When you love yourself or are ready to let love in by another it can completely blindside you when you’re being love-bombed. Love bombing has been determined as a cycle of abuse by psychologists. This shows up in the form of obsessive tendencies like the ones mentioned earlier, unexpected gifts, and sweet nothings to obtain control over you. In hindsight, every situation I’ve been in where I was love bombed, the person always proved to have a goal in mind. Whether it was to get a relationship or sex out of me. It worked. When someone is authentically ready for love it goes at a parallel pace authentic to both parties involved.
This one is a real doozy. When you are being gaslit you will not know until you begin to analyze the situation (which is a lengthy destination to get to on your own) or someone brings it to your attention. By denying the facts, telling you lies, and belittling your emotions a gaslighter can quickly shift your reality. Gaslighting is not limited to the common habits listed. This form of manipulation will make you feel crazy and cause you to be dependent on someone who lacks your best interest.
Emphasis on controlling. Please note that you’re not damaged or difficult for experiencing jealousy.
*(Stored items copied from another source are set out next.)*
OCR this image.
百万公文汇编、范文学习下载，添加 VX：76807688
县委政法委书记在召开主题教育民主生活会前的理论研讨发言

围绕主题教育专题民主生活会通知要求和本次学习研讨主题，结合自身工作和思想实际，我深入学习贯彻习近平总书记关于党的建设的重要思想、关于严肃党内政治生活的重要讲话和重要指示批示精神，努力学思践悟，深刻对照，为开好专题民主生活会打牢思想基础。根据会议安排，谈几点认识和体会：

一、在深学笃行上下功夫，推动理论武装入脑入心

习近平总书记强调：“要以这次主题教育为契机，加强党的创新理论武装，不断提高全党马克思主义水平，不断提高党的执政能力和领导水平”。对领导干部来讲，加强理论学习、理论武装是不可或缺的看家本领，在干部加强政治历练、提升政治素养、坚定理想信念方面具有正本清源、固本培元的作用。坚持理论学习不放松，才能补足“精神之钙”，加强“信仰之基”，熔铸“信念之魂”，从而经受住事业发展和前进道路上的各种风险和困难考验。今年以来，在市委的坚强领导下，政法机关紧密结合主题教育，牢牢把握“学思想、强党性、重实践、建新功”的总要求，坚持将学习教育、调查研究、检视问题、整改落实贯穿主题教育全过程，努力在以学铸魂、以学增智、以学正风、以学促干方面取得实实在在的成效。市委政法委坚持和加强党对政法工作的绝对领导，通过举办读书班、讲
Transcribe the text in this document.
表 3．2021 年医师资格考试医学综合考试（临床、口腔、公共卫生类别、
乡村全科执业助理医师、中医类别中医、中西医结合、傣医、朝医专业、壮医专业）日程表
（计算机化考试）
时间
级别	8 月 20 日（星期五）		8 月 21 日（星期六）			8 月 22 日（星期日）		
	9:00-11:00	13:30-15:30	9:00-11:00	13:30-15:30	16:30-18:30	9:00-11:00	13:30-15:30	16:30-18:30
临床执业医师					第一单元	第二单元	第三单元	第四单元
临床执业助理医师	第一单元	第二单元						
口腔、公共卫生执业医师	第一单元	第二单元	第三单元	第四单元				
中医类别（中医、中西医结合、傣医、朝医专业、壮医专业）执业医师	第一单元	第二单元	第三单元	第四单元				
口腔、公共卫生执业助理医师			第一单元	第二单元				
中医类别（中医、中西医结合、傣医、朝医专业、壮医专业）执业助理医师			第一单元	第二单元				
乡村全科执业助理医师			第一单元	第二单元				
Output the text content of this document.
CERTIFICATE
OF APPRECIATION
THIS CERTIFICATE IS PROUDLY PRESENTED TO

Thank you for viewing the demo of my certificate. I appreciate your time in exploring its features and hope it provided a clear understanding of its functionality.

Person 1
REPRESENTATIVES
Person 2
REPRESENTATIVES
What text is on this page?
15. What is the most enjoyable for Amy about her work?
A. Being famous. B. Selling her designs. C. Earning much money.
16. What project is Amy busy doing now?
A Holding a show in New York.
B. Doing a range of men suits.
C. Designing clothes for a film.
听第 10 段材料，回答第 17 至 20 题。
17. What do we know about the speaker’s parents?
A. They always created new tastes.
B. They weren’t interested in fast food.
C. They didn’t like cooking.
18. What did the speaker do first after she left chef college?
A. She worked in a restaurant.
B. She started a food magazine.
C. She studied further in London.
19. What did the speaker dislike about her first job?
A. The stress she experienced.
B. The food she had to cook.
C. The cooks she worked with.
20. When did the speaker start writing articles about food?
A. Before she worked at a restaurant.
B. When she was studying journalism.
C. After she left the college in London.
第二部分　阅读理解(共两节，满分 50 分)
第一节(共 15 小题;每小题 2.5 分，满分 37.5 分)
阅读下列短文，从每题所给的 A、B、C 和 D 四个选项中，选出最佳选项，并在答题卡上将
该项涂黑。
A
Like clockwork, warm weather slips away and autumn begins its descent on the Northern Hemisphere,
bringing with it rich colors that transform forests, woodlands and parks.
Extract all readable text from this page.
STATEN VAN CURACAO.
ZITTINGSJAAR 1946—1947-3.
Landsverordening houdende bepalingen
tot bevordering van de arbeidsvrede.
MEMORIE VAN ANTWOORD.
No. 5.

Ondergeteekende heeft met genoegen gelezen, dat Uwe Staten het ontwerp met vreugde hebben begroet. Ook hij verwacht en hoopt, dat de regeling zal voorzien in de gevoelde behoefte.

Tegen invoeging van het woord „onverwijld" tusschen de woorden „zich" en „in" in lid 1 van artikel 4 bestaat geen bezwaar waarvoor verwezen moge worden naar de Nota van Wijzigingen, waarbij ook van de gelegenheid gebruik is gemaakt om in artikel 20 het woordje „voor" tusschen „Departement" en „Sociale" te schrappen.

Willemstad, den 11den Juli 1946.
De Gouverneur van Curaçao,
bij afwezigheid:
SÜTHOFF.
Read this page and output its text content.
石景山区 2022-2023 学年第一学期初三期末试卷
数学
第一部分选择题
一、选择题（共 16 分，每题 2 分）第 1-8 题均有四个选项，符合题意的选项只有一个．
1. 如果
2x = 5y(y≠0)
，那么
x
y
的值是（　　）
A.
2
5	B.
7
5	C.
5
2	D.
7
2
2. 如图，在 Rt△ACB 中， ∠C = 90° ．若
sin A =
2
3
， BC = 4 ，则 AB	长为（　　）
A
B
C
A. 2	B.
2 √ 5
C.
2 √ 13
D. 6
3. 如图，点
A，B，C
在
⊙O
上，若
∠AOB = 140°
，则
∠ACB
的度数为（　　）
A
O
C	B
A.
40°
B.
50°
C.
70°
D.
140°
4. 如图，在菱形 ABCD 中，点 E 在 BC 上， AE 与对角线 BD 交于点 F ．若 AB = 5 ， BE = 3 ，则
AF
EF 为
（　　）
It is a common emotion that is experienced in many aspects of your life such as the work field yet is shammed within romantic relationships. If your partner lashes out on you for being jealous about them flirting with someone else you are in fact being gaslit. Controlling jealousy is unprovoked. This can occur when trauma from a past relationship (including non-romantic relationships) is emotionally unresolved and is brought into the current one. Assuming that every guy wants to bang your girlfriend and forbidding her to wear the clothes she wants to wear is a perfect example of controlling jealousy.
The moment someone physically harms you, tell someone you trust. A relative. A close friend. A professional. If you have no one to reach out to here is the hotline for domestic violence: 800-799-7233. If you are experiencing this deep within the relationship after an emotional attachment has formed or feel like you are stuck, still reach out to the hotline in this blog to obtain an escape plan or text 800.799.SAFE (7233) if you feel/know you are being monitored to protect your privacy.
Love as The Will to Nurture
Most red flags will feel very pleasant in the beginning. The concept of someone obsessed over you can be flattering on a surface level. Being told romantic words, “they get jealous so they must really like me” or receiving a thousand roses on the first date all seem like a pleasant path to walk through. This is why it’s so important to be keen on the idea and wonder if they are being genuine or are they looking to gain control over me. “We do not have to love. We choose to love…When we understand love as the will to nurture our own and another’s spiritual growth, it becomes clear that we cannot claim to love if we are hurtful and abusive. Love and abuse cannot coexist” bell hooks.
Mimicking these traits can be common for those who have suffered abuse. It becomes tools of protection. Nevertheless, it is your responsibility to choose love. To nurture the ones you want in your life. I want to be clear, red flags come in different forms and are not limited to the SIX mentioned in this article. It can be as transparent as cheating causing a physical aspect of harm or as inconspicuous as manipulation tactics that shift someone’s mental state.
Love does not hurt. Even if that’s all you ever knew it to be.There is authenticity and genuineness out there.